1. Clone the Repository

git clone https://github.com/yourusername/enhanced-rag-demo.git
cd enhanced-rag-demo

2. Create Virtual Environment

conda create -n enhanced-rag python=3.11
conda activate enhanced-rag

3. Install Dependencies

pip install -r requirements.txt

4. Install Ollama (Optional - for Production LLM)

The system includes a MockLLMAdapter for testing without external dependencies.
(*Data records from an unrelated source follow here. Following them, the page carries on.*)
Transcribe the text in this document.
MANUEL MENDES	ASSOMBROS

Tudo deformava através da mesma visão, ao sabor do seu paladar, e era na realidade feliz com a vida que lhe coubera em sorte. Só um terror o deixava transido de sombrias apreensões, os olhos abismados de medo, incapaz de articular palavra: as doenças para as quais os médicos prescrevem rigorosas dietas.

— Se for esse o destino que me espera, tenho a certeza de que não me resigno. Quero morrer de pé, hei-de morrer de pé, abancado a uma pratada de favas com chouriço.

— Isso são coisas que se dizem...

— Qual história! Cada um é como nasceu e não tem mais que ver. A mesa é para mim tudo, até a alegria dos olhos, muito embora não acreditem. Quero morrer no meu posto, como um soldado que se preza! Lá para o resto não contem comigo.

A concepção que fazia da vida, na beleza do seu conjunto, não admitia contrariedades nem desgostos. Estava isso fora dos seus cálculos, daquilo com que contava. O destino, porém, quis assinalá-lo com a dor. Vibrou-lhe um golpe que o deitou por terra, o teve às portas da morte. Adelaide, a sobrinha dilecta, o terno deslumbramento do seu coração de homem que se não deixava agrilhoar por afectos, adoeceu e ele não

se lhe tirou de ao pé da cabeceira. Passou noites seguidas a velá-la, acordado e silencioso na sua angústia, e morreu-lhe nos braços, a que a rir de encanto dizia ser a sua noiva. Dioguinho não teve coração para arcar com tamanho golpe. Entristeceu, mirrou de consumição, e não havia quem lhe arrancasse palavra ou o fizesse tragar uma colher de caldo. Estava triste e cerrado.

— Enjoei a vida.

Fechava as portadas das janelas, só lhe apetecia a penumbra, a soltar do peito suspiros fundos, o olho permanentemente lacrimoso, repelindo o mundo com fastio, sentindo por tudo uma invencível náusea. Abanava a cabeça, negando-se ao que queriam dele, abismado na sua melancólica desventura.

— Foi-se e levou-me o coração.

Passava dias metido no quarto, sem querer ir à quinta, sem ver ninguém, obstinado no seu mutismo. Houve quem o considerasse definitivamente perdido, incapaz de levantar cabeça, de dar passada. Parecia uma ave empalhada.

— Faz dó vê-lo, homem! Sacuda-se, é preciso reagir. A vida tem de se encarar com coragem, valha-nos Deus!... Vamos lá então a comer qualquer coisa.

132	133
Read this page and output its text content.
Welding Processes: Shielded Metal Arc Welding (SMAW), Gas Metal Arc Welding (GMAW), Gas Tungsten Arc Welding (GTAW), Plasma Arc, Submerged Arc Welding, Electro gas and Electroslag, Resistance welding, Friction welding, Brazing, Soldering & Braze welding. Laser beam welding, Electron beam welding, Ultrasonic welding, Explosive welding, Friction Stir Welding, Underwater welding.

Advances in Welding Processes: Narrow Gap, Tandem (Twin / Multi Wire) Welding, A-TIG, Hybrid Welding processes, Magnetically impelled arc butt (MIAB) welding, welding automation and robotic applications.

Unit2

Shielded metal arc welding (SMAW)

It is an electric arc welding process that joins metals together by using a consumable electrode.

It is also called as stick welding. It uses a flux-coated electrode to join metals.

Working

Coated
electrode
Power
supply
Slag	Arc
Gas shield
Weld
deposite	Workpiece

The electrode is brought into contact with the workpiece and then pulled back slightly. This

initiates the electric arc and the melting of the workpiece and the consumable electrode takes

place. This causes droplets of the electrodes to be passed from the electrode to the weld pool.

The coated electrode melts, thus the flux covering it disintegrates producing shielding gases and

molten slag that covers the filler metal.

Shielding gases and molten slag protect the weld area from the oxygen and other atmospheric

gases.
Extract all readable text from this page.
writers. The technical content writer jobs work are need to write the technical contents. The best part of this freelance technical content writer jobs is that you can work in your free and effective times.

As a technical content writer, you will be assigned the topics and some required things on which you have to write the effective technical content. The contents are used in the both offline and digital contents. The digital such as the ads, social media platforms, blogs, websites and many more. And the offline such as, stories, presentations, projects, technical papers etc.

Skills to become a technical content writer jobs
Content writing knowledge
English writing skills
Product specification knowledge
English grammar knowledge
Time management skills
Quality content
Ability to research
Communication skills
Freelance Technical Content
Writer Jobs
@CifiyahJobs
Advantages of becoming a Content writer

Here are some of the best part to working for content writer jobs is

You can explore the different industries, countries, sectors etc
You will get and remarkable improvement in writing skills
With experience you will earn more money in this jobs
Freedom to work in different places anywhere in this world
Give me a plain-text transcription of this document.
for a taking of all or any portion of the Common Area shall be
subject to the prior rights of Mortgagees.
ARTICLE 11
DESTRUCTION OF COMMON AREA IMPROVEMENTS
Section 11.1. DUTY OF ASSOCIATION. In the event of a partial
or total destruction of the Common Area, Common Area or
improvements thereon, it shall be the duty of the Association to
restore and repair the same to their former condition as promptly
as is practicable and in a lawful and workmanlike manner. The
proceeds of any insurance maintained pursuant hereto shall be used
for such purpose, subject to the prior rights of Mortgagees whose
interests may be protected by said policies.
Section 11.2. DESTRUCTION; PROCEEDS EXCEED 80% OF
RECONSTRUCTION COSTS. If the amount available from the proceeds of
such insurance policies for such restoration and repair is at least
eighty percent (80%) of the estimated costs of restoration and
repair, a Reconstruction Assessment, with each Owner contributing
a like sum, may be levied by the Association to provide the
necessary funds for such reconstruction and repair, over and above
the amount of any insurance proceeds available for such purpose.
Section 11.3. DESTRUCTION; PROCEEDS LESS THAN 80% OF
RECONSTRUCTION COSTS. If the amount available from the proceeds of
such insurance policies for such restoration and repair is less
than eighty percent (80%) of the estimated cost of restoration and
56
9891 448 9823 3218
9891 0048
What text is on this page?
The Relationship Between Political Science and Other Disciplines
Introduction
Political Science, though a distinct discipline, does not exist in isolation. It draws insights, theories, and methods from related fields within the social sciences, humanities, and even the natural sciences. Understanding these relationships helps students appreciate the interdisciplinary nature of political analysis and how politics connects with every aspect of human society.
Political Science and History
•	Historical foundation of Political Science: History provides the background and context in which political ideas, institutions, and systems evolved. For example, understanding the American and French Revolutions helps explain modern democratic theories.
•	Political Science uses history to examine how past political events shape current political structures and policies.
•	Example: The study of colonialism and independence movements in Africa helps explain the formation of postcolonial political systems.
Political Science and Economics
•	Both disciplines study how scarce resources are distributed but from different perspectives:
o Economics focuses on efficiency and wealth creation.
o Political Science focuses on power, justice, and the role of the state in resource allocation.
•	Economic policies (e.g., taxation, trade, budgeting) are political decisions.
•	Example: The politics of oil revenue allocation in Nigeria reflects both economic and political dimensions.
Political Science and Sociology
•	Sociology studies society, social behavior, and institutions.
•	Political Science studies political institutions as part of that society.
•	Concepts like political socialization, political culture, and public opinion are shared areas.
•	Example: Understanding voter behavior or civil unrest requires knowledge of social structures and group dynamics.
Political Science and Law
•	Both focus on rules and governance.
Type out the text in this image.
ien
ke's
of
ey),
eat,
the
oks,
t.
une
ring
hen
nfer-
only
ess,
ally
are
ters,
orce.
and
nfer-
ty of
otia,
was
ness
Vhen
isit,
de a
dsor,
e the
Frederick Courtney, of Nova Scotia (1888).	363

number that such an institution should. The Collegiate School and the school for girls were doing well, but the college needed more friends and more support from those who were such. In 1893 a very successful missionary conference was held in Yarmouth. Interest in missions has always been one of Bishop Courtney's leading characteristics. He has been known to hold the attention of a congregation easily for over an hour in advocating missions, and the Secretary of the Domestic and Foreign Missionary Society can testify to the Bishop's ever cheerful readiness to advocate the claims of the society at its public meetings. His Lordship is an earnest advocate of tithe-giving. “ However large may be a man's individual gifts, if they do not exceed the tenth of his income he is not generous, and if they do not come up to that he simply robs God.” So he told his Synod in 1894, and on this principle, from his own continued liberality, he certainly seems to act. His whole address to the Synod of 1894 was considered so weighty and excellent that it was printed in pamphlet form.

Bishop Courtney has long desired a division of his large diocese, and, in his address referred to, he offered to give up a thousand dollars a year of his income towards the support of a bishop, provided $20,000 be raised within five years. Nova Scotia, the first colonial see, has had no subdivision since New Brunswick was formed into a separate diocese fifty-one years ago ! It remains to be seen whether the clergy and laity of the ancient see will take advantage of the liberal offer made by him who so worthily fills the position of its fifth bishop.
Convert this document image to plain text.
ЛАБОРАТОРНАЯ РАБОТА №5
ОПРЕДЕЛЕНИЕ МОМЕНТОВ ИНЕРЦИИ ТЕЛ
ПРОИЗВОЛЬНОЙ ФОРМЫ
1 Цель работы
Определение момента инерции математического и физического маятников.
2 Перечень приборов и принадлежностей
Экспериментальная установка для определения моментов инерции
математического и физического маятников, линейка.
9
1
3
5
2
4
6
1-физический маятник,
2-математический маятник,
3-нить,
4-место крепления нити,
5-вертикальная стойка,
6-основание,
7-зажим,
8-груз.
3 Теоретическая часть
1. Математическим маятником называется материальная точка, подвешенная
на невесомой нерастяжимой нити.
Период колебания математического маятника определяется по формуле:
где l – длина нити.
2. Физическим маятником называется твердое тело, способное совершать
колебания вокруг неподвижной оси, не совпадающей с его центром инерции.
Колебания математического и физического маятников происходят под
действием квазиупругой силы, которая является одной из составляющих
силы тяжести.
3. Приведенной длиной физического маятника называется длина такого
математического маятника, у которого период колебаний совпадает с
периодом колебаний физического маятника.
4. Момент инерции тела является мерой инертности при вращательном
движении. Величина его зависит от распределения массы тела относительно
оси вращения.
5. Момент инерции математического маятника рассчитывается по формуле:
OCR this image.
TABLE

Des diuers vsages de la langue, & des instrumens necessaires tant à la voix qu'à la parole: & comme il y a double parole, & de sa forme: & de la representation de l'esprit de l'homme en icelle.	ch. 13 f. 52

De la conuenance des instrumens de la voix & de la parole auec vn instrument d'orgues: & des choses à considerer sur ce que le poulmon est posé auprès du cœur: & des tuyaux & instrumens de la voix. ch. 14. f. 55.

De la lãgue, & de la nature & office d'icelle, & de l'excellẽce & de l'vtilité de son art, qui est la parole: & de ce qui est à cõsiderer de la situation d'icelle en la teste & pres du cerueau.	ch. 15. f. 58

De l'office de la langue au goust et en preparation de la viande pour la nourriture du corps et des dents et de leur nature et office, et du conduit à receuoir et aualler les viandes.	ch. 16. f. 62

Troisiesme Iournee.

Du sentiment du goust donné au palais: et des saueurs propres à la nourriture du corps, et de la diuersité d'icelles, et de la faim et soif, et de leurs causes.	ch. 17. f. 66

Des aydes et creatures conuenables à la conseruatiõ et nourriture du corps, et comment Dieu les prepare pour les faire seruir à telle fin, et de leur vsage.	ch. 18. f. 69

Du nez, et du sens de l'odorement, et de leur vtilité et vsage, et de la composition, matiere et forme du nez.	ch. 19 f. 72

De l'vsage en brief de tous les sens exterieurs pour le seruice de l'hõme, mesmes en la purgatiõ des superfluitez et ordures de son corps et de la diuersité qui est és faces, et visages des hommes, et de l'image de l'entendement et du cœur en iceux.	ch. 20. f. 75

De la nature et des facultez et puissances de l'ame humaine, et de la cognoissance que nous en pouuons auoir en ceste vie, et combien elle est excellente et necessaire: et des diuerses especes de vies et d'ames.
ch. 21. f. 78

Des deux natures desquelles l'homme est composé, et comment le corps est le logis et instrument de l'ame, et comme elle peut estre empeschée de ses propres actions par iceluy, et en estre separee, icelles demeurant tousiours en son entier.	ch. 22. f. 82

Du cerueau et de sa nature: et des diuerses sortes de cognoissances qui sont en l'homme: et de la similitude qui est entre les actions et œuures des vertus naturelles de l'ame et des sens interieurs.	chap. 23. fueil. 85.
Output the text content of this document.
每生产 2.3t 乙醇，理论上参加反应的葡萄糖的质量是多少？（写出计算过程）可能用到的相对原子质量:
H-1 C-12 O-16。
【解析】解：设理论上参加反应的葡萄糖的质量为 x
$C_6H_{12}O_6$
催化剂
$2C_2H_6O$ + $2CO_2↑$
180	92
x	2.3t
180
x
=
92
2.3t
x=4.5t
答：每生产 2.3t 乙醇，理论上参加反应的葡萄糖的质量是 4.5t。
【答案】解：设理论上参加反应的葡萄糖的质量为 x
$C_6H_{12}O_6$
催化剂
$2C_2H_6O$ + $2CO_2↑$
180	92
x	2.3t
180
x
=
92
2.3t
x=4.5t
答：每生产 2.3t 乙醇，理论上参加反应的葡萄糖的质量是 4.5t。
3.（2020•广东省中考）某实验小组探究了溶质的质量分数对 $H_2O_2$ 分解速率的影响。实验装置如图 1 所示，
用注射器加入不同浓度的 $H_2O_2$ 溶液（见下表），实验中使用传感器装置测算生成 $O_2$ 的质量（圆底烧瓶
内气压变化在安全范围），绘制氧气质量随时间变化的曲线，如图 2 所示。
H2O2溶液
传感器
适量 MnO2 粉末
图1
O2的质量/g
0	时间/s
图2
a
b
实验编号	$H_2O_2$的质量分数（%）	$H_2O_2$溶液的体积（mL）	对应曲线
For production use with real LLM inference, install Ollama:

macOS/Linux

curl https://ollama.ai/install.sh | sh

Windows

Download and install from: https://ollama.ai/download/windows

Pull Required Model

ollama pull llama3.2:3b

Verify Installation

ollama list
# Should show llama3.2:3b in the list

πŸ§ͺ Testing Without Ollama

The system includes a MockLLMAdapter that allows running tests without external dependencies:

# Run tests with mock adapter
python test_mock_adapter.py

# Use mock configuration for testing
python tests/run_comprehensive_tests.py config/test_mock_default.yaml

πŸš€ Quick Start

1. Basic Usage (with Mock LLM)

from src.core.platform_orchestrator import PlatformOrchestrator

# Initialize with mock configuration for testing
orchestrator = PlatformOrchestrator("config/test_mock_default.yaml")

# Process a query
result = orchestrator.process_query("What is RISC-V?")
print(f"Answer: {result.answer}")
print(f"Confidence: {result.confidence}")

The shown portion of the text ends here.